Clients come into therapy because they know that their past or a particular traumatic incident is limiting them and interfering with being able to feel fully alive and engaged in the world and with others. They have an understanding that by not facing the past they are being held hostage to the traumatic experience.

Research has enhanced our understanding of the long-term effects of abuse, neglect, and trauma on a person’s functioning. There are a number of techniques that can be used to limit the impact and buffer a person’s susceptibility to being triggered and to enhance resiliency—the ability to bounce back despite the obstacles one has endured.
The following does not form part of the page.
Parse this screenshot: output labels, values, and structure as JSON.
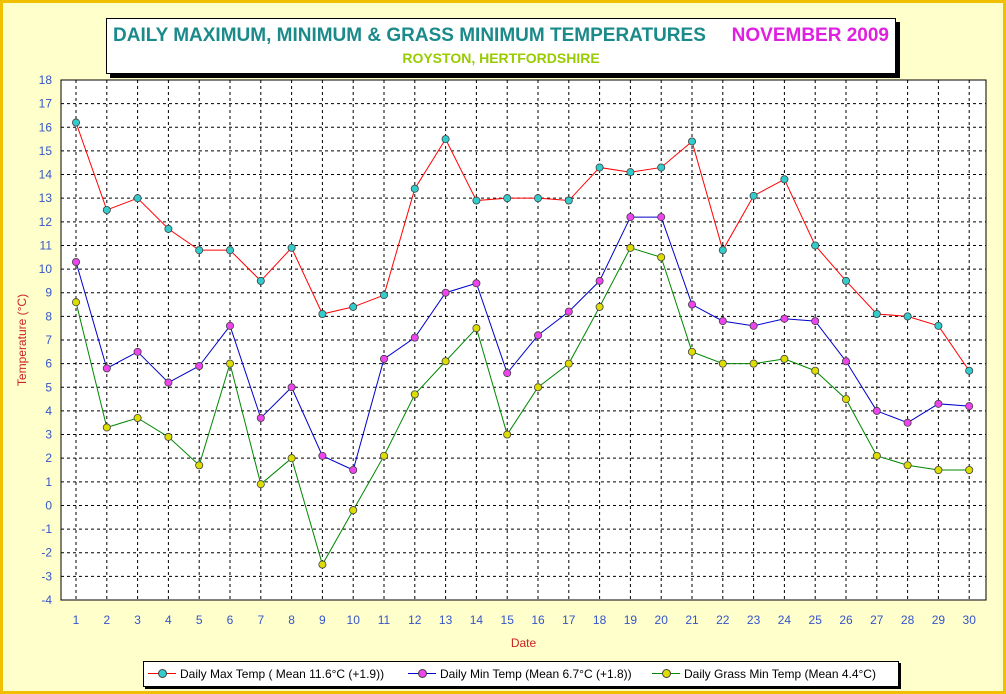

One important tool is to improve natural support systems and sustain healthy significant relationships. Warm and caring connections can act as a protective factor to ward against feeling vulnerable to unexpected triggers.

When someone experiences a trigger, it involves both emotions and the body. The body reacts to triggers in the same way that mirrors the original traumatic event i.e. fight/flight or freeze. The body needs to be regulated so the individual can feel safe again and put the experience in the past. Yoga, Mindfulness Practice, Emotional Freedom Techniques (EFT), and neuro-feedback are a few of the interventions that help to regulate the nervous system and improve increased states of calm as well as increase one’s ability to manage the challenging experiences that life presents.